Git Hash Digits
Do you ever have discussions with your colleagues about how many Git hash digits should be used to reference Git commits within your Git repository?
The probability of a commit hash collision, of course, depends on the number of digits you track and the number of commits you expect. (Note: I’m talking about colliding on the first few digits you track, not the entire SHA1 hash of 40 hex digits).
I used to use 5 digits, but now I use 6. Some people caution that I should be using 7. So I decided to crank the data. I used the standard formula for choosing r items from n items without replacement. I’d display it here, but I don’t know how to display math formulas on web pages.
500 Commits
If you’re expecting a small project at around 500 commits, the diagram below illustrates the probability of a commit collision using 4-, 5-, 6-, and 7-hex digit hash references.
You can see that even for fewer than 100 commits, the 4-hex-digit scheme has a significant probability of a collision.
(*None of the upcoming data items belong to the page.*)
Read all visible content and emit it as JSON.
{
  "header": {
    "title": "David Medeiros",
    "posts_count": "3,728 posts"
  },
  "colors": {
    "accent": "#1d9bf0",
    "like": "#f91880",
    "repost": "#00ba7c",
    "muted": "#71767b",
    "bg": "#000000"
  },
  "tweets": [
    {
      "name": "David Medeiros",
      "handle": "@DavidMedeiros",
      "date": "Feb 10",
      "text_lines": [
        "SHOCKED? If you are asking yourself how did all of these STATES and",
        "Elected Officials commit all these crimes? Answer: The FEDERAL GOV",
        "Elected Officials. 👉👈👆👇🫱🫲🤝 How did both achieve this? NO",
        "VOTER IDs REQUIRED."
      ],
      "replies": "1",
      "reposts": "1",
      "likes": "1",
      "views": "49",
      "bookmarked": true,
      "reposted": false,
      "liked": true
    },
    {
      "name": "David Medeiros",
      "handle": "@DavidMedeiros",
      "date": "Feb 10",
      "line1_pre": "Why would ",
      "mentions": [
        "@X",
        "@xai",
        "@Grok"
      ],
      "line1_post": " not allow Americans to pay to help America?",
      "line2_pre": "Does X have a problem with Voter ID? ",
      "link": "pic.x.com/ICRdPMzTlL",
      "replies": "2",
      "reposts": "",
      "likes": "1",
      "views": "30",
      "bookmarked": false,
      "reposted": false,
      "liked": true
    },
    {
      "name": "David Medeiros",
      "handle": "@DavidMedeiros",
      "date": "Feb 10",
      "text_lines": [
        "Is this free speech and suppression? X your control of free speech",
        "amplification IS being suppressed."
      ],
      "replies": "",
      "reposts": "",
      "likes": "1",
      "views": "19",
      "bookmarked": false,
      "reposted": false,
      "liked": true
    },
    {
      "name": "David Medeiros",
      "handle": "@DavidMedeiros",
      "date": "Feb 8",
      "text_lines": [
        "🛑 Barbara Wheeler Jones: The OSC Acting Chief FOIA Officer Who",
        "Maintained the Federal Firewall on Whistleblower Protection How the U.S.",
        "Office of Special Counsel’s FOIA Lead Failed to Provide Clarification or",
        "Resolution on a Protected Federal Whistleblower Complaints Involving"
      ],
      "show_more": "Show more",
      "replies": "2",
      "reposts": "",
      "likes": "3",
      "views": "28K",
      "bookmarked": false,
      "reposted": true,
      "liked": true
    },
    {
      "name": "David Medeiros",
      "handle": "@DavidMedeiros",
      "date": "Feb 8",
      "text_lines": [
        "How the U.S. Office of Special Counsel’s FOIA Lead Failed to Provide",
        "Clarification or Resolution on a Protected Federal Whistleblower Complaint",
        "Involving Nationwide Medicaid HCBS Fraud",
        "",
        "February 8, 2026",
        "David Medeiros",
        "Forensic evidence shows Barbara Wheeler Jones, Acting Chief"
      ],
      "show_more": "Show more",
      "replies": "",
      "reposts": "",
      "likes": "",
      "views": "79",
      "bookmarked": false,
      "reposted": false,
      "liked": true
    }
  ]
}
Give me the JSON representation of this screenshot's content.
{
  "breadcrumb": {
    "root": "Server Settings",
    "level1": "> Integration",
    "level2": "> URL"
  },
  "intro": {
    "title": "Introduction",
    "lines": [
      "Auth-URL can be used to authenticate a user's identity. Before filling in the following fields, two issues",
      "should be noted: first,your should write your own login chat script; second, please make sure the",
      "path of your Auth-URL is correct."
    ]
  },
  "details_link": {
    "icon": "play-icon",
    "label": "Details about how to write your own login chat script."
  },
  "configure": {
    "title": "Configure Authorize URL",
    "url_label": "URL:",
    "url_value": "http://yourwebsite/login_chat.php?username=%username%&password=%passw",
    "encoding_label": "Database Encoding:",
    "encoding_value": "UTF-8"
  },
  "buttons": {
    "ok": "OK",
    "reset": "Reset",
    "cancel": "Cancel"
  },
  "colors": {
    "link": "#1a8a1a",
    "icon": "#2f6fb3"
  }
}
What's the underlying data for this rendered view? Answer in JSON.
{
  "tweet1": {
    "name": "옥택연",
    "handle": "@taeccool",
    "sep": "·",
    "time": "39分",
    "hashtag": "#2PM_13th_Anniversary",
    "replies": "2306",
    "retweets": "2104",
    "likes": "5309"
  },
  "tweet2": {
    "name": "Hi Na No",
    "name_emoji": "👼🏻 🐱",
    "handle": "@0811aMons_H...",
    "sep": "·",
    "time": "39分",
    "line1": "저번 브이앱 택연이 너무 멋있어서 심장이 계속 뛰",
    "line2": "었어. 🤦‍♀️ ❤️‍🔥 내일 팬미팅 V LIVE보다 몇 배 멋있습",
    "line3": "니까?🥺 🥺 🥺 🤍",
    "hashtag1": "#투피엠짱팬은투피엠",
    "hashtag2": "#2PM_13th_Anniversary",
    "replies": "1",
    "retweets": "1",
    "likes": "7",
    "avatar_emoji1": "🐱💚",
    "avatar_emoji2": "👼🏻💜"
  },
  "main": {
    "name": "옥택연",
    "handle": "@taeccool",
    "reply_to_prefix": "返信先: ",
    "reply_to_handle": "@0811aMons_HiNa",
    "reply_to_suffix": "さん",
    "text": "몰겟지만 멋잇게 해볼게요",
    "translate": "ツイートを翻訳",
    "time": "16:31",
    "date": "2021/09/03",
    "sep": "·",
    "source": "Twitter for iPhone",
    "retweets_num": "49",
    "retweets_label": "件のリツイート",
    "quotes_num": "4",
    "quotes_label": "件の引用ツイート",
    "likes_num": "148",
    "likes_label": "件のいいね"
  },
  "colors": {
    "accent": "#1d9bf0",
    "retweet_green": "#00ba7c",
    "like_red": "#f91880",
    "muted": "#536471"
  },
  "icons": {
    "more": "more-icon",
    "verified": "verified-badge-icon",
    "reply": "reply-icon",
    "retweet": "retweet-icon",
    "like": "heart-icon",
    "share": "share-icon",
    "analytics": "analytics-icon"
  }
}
You may be OK with 5 hex-digits for less than 100.
1,000 Commits
If you’re expecting closer to 1,000 commits, you’ll definitely want more than 5 hex digits. And even for 6 digits the likelihood of a collision is not trivial.
We can see the 6- and 7-digit data better if we remove the 5-digit data.
We can see the 6-digit labels approaching a 3% chance of at least one collision before reaching 1,000 commits. A 7-digit label still has less than a quarter of a percent.
10,000 Commits
These graphs are great fun. I’ll leave you with a final one that shows the probability of at least one collision for up to 10,000 commits!
Even for 7-digits the collision likelihood approaches 18%.